Navigating a roundabout is not a mandated part of the road test that must be passed to obtain a Georgia driver’s license. Nor does it appear on the written test, said Georgia Department of Driver Services spokeswoman Susan Sports.

And the Georgia Driver’s Manual isn’t much help. Out of its 60 pages, only a half-page concerns how to navigate a single-lane roundabout, while multi-lane roundabouts aren’t mentioned at all.

Information on how to handle multi-lane roundabouts is being drafted for next year’s driver’s manual, said assistant state traffic engineer Scott E. Zehngraff.

That’s important because about a third of the roundabouts that are planned are going to be multi-lane. Only one multi-lane roundabout exists in Georgia at present, on St. Simons Island, Zehngraff said. Another is under construction in the city of Milton.

The skinny on roundabouts

The Federal Highway Administration says roundabouts are the preferred alternative for a wide range of intersections.

In particular, roundabouts can be useful at:

  • Intersections with more than four legs or with difficult skew angles.
  • On roads with historical problems of excessive speed and a high number of crashes.
  • Intersections with a high percentage of turning.
  • Intersections with a high number of U-turns.

 

Another plus? Roundabouts are often less costly to build and maintain than an intersection controlled by a traffic light. There’s no technology to update. And the sometimes smaller footprint means the state doesn’t need to buy as much land.
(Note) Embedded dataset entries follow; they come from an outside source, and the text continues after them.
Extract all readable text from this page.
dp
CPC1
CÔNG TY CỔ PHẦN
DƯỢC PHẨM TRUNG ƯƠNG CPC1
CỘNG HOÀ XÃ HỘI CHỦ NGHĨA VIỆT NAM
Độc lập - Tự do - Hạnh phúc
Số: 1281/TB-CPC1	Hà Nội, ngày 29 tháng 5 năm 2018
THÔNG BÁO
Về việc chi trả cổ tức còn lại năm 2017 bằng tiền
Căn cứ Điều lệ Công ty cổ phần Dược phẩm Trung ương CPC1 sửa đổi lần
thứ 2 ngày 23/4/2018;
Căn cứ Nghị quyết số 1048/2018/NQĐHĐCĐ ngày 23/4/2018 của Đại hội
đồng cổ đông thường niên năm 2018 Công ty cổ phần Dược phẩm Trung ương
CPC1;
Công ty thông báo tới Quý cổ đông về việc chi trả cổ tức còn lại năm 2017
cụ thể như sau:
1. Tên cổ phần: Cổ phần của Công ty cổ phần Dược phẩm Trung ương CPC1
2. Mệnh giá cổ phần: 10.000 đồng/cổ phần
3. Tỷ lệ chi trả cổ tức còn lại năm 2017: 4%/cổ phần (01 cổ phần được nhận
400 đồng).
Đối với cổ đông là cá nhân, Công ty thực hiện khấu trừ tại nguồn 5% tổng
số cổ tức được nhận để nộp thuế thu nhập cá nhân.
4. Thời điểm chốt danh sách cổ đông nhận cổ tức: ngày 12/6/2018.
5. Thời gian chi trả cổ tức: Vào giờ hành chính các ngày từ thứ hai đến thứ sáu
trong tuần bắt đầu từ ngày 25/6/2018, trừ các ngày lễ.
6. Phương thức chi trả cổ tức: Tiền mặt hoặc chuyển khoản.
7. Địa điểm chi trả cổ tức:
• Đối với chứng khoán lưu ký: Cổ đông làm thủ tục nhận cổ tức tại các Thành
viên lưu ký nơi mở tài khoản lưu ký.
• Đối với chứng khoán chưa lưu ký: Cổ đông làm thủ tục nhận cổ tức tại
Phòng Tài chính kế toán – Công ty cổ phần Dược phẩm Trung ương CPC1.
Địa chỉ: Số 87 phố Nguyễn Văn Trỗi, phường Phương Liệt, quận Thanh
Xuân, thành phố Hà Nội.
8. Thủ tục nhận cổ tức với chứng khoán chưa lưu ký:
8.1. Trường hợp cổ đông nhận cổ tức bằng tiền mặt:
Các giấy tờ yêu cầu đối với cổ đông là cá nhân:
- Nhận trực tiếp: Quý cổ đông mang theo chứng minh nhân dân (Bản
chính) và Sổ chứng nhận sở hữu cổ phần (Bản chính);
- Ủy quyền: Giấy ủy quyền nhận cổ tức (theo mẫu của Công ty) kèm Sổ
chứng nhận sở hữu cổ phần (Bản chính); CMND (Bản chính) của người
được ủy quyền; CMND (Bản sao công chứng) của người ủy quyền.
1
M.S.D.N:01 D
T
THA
For example, a roundabout in Covington at the intersection of Ga. 81 and Ga. 162 was projected to cost between $511,000 and $744,000 to build. Installing a stop-and-go traffic signal would have cost $868,000.

In 2009, GDOT adopted a policy that roundabout designs should be considered whenever a traffic signal is requested at an intersection, or whenever a new intersection is being built or reconstructed.

Herman Hill, a road engineering consultant who worked for GDOT for 15 years, has encountered roundabouts all over Georgia, and said he has yet to hear about any that are considered a failure.

“They are in congested areas and noncongested areas, and they work fine,” Hill said. “The drivers and the public sometimes feel it’s going to be confusing. But in actuality, as it gets going and as people get comfortable with it, they really like it.”